Für unseren Re­li­gi­ons­phi­lo­so­phi­sch­en Salon ist es eine Pflicht, angesichts dieses zweifelsfrei kulturellen TV Ereignisses auf das Berlin der Zwanziger Jahre zu schauen. Natürlich in der uns interessierenden Hinsicht und Rücksicht auf Religionen, Theologien und Philosophien. Auch in dieser Zuspitzung ist dies noch ein sehr weites Feld, das eigentlich nur ein Team von Religions-, Philosophie-, Kirchen- und Literaturhistorikern bearbeiten könnte. Spezielle ausführliche Studien zu diesem eng umgrenzten Thema „Religionen und Theologien im Berlin der Zwanziger Jahre“ sind mir leider bis jetzt nicht bekannt. Vielleicht ist die TV Serie ein Impuls, sich darum zu kümmern.

Ich möchte nur einige Linien und Perspektiven zeigen und vor allem auch einige Fragen stellen in der uns interessierenden Hinsicht .

Zuerst könnte man fragen: Was sagten und wie lebten Theologen, also vor allem Theologieprofessoren, im Berlin der Zwanziger Jahre? An der Universität Unter den Linden gab es ja eine Evangelisch – theologische Fakultät, einst lehrten hier berühmte Leute, wie Schleiermacher und dann Adolf von Harnack. Aber in den Zwanziger Jahren bis 1933 etwa? Wer kennt da als gebildeter Zeitgenosse einen Namen unter den etablierten protestantischen Theologieprofessoren in diesem Berlin von damals? Während die Schriftsteller und Dichter, die Künstler und Musiker in diesen Jahren Berlin zu einem Zentrum kreativer, neuer Kultur machten, lebten evangelische Theologen eher am Rande dieser Welt. Es waren vor allem Schriftsteller und Journalisten, die mit dem Judentum auf irgendeine Weise verbunden waren, die das Leben des Geistes in Berlin prägten, etwa schon in den großen Tageszeitungen damals. Sie waren es, die für die geistige Bewegtheit dieser Jahre sorgten: Dass die Nazis schlechthin „die“ Juden töten wollten, damit auch die jüdischen Intellektuellen, ist eines der größten Verbrechen des 20. Jahrhunderts und der geistige Selbstmord der sich evangelisch, katholisch oder „deutsch-christlich“ nennenden Deutschen.
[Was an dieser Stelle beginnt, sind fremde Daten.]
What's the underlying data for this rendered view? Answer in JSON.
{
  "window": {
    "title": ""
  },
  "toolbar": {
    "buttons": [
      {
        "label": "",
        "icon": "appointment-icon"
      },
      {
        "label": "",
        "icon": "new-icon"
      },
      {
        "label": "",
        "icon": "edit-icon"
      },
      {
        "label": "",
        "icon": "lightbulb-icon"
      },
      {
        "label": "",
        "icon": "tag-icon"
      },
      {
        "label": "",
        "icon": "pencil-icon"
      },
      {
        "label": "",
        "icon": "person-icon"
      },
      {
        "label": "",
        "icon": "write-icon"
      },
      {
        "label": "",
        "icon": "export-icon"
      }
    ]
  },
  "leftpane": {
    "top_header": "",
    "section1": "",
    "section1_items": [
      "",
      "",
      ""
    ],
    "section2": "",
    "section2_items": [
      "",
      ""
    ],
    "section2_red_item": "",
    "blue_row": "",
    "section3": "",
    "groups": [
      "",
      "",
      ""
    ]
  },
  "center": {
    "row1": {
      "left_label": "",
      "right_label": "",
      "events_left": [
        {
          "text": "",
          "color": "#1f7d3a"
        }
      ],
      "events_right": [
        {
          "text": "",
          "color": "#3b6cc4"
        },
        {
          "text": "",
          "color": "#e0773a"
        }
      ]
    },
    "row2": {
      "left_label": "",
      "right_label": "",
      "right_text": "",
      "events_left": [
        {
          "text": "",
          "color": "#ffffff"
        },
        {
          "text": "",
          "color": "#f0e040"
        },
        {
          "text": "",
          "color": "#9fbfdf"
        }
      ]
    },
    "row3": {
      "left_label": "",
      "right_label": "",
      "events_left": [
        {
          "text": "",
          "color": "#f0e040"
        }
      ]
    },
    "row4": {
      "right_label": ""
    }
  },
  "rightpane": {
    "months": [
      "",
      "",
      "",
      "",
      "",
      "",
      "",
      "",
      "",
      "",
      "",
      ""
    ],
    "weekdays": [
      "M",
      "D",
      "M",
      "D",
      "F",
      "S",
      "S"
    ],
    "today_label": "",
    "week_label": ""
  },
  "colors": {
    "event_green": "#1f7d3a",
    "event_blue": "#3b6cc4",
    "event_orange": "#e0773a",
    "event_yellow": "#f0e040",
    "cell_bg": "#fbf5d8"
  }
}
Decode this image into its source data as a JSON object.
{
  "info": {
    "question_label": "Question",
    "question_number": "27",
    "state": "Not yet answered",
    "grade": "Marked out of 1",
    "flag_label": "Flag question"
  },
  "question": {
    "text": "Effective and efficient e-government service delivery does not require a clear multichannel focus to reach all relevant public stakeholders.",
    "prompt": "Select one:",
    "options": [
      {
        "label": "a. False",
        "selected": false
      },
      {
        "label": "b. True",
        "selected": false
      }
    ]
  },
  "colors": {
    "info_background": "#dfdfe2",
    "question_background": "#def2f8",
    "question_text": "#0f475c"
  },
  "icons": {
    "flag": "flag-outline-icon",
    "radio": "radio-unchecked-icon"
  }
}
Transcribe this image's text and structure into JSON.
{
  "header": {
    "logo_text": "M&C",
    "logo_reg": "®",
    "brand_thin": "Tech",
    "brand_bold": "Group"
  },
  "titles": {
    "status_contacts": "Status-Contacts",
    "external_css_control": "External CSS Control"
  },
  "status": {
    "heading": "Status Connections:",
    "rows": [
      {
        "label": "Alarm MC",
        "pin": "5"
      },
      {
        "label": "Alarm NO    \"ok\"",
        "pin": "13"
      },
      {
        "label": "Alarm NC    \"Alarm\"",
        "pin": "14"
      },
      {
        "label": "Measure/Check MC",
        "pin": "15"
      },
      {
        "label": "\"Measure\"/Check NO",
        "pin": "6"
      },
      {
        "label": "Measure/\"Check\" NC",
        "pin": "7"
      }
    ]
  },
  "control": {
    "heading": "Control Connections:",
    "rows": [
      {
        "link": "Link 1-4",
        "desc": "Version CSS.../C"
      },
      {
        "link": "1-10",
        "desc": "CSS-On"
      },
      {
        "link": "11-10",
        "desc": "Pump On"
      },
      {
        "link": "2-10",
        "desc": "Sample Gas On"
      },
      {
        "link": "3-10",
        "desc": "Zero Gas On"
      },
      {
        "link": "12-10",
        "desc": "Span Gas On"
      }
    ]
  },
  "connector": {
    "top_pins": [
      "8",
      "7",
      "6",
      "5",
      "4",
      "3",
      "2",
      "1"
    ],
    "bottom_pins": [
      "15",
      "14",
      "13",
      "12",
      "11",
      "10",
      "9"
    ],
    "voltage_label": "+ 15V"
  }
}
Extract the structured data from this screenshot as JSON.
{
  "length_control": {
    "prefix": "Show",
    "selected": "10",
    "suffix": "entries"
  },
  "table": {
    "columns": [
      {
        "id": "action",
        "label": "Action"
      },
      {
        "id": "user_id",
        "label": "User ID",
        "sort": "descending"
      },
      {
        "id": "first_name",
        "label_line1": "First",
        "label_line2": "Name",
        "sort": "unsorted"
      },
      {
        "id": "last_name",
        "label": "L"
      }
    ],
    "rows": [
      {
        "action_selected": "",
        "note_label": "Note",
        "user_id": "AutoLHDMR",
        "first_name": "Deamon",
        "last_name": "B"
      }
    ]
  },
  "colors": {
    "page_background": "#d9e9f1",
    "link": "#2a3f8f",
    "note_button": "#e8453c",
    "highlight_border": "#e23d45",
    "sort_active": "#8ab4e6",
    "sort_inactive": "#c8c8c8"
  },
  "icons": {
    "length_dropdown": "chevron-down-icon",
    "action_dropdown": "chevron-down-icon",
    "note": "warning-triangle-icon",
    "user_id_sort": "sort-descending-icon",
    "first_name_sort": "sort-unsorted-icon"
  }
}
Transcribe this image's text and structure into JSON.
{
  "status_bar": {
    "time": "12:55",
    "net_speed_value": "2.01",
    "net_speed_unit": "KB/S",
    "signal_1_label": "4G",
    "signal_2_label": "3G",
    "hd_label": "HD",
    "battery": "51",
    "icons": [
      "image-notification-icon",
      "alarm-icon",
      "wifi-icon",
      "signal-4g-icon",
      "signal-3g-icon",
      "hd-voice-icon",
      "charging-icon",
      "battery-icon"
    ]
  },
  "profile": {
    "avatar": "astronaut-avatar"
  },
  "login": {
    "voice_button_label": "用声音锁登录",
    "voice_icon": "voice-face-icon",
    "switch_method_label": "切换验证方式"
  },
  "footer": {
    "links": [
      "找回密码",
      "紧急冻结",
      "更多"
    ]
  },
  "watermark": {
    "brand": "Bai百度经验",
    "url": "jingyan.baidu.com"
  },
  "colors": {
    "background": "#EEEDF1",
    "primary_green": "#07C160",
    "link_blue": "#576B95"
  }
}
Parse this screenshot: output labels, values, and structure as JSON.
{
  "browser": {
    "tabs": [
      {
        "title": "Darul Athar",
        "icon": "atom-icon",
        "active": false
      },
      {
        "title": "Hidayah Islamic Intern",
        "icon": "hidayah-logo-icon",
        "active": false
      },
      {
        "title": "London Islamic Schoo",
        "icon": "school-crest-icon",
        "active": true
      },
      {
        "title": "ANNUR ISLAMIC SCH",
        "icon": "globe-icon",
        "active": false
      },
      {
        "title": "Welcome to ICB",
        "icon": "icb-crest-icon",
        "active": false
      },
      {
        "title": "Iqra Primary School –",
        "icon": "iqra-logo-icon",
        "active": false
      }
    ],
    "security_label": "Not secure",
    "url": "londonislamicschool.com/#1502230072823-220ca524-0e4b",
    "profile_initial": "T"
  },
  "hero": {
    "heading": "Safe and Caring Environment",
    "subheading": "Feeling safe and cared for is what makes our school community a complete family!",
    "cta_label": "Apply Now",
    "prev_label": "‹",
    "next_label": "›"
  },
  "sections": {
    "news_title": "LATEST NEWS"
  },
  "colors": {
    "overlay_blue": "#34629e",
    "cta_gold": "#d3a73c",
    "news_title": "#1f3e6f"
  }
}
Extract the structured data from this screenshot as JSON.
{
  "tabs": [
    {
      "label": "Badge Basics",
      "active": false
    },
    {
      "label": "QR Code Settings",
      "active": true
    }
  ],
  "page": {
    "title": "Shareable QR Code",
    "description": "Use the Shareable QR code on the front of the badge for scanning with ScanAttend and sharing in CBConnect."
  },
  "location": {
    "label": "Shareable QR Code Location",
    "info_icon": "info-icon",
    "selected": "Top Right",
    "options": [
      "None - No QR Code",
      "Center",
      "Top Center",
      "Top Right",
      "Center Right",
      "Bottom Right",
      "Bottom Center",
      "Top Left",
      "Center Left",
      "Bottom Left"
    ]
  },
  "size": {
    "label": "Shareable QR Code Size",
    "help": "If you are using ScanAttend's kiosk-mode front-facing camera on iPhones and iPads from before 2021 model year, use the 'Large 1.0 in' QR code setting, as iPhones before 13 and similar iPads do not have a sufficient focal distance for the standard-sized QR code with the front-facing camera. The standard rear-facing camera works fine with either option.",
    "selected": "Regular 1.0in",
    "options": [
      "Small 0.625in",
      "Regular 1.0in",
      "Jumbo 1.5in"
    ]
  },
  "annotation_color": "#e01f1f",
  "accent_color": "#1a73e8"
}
Unter den nach wie vor bemerkenswerten und aktuellen evangelischen Theologen ragt der junge Paul Tillich hervor. Von 1919 bis 1924 lehrte er als Privatdozent an der Theologischen Fakultät. Eigentlich eine kurze Zeit, aber in diesen Berliner Jahren publizierte Tillich seine bleibend belebenden, provozierenden Gedanken. Etwa zum Atheismus meinte er, seiner Deutung des Menschseins entsprechend: Selbst das Nein zu Gott kann den Menschen nicht von Gott trennen. Denn zurecht abgelehnt wird von Atheisten der Gott, der wie ein besonderes herausragendes Objekt unter anderen verstanden wird. Diesen „endlichen“ Gott (also Götzen) gilt es zu töten zugunsten eines „Gott über Gott“. „Wer Gott mit unbedingter Leidenschaft leugnet, bejaht (den göttlichen) Gott, weil er etwas Unbedingtes bekundet“ (zit. in Werner Schüssler und Erdmann Sturm in ihrer Studie „Paul Tillich“, Darmstadt 2007, S. 46).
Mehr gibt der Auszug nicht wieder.